Learn how Reality Defender detects AI-generated or manipulated images. Understand how image deepfakes are made and how our detectors identify synthetic signals.

Emily Essig avatar
Written by Emily Essig
Updated this week

How RD Detects Image Deepfakes

Reality Defender uses advanced deep learning to detect images created or manipulated by AI systems. Our models are trained on a large in-house dataset of both real and fake images — including millions of examples generated by GANs and diffusion-based architectures.

Detection Methodology

  • We use state-of-the-art visual transformer models (ViTs) and other neural architectures that excel at identifying synthetic texture, lighting, and structural patterns in images.

  • Our models are trained on simulated real-world conditions — we compress, crop, and resize training images to make the detectors robust to platform artifacts like social media recompression.

  • Each image is assigned a confidence score (1–99%), representing the likelihood of AI generation or manipulation.

This approach ensures that detections remain reliable even when images are downsampled, filtered, or slightly altered.


How Image Deepfakes Are Created

Bad actors can synthesize or manipulate images in multiple ways:

  • Full-face generation: Systems like StyleGAN2/3 or Stable Diffusion create fully synthetic faces or portraits that never existed.

  • Partial face generation / swapping: A source face is swapped onto a target image using GAN-based blending and inpainting to remove visual seams.

  • Inpainting and compositing: Generative models fill in missing or masked image regions, often used for subtle manipulations rather than full synthesis.

    These techniques produce increasingly realistic results, but each leaves subtle statistical traces that RD’s detectors are trained to identify.

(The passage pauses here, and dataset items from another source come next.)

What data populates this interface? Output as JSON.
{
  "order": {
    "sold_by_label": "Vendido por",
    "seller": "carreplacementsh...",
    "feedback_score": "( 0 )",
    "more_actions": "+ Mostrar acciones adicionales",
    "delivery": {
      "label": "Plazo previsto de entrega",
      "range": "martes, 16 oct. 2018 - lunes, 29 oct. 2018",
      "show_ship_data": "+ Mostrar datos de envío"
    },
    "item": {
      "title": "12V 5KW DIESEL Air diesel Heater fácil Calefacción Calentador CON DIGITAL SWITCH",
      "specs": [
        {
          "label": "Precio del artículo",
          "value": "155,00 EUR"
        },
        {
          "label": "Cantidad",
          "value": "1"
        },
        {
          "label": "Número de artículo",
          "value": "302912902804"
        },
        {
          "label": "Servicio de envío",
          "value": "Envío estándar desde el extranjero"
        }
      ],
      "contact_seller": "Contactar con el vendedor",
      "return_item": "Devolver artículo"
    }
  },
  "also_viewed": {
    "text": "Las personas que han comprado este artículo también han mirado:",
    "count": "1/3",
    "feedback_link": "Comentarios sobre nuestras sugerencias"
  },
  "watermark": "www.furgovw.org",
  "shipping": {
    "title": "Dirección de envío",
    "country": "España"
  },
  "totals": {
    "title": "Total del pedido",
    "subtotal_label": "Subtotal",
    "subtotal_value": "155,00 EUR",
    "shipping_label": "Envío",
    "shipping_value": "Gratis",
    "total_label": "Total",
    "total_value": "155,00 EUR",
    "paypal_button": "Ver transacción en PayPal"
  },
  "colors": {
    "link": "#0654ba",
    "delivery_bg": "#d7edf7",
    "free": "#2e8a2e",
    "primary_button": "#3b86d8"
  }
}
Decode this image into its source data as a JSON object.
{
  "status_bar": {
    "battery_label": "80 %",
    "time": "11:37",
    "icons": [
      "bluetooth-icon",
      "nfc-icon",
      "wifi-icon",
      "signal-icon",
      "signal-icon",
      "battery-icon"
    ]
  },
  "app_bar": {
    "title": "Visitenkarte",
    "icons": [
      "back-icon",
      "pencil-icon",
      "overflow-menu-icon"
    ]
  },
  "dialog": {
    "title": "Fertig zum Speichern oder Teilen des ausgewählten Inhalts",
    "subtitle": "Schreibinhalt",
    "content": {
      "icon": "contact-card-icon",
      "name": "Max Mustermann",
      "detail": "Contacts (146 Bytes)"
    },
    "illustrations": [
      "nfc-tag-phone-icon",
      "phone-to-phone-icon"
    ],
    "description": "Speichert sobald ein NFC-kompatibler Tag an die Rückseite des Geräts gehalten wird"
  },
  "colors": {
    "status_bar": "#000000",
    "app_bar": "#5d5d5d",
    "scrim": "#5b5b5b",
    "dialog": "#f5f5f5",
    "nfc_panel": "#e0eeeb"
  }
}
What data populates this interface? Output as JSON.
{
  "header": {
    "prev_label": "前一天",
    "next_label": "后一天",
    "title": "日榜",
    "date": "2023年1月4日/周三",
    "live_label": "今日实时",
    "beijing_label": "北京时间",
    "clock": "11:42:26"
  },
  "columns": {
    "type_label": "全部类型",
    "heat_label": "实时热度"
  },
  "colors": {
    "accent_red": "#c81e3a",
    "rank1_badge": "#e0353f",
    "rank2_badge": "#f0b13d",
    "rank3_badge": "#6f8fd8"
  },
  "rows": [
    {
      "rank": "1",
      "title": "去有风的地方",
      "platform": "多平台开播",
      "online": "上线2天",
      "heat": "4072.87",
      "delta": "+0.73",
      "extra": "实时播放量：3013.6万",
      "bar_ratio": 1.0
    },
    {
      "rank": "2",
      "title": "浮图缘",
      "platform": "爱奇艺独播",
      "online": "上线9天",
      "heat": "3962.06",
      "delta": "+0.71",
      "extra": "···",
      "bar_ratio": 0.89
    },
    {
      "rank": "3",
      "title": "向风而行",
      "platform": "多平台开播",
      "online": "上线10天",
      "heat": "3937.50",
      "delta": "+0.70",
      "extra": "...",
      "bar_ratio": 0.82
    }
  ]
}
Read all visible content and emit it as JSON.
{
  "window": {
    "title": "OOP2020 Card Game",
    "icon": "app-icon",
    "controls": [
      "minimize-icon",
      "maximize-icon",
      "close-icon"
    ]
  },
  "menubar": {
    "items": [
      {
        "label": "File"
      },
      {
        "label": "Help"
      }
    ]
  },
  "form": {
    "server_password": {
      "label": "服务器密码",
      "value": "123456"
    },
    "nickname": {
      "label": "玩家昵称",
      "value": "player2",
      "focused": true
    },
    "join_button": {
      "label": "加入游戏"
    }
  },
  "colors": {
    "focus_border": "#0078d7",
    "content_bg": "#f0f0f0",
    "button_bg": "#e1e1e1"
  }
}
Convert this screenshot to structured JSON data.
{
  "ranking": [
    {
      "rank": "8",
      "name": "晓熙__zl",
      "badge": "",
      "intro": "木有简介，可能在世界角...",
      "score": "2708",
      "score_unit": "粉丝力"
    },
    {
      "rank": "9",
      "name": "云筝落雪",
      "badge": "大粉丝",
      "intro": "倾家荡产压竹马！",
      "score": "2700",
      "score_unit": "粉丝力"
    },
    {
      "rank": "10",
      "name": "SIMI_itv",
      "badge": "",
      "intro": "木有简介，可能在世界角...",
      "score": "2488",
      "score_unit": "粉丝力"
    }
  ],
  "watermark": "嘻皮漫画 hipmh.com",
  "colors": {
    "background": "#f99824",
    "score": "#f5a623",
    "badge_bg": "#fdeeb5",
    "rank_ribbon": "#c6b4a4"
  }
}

At Reality Defender, generalization, the ability for models to perform well on unseen examples, is a key principle. We aim to ensure detectors can adapt to novel generative methods and real-world artifacts over time.


Related FAQs

Question

Answer

How do you detect image-based deepfakes?

Using transformer-based neural networks trained on compressed, real-world data.

Which generative models are covered?

StyleGAN family, BigGAN, Stable Diffusion, Midjourney, DALL·E, and others.

What affects accuracy?

Compression, cropping, resizing, blur, and domain novelty.

Why might a result be wrong?

Image manipulations may hide telltale artifacts or fall outside the training distribution.

How often do you update the models?

Continuously, to stay ahead of emerging generative methods and adversarial attacks.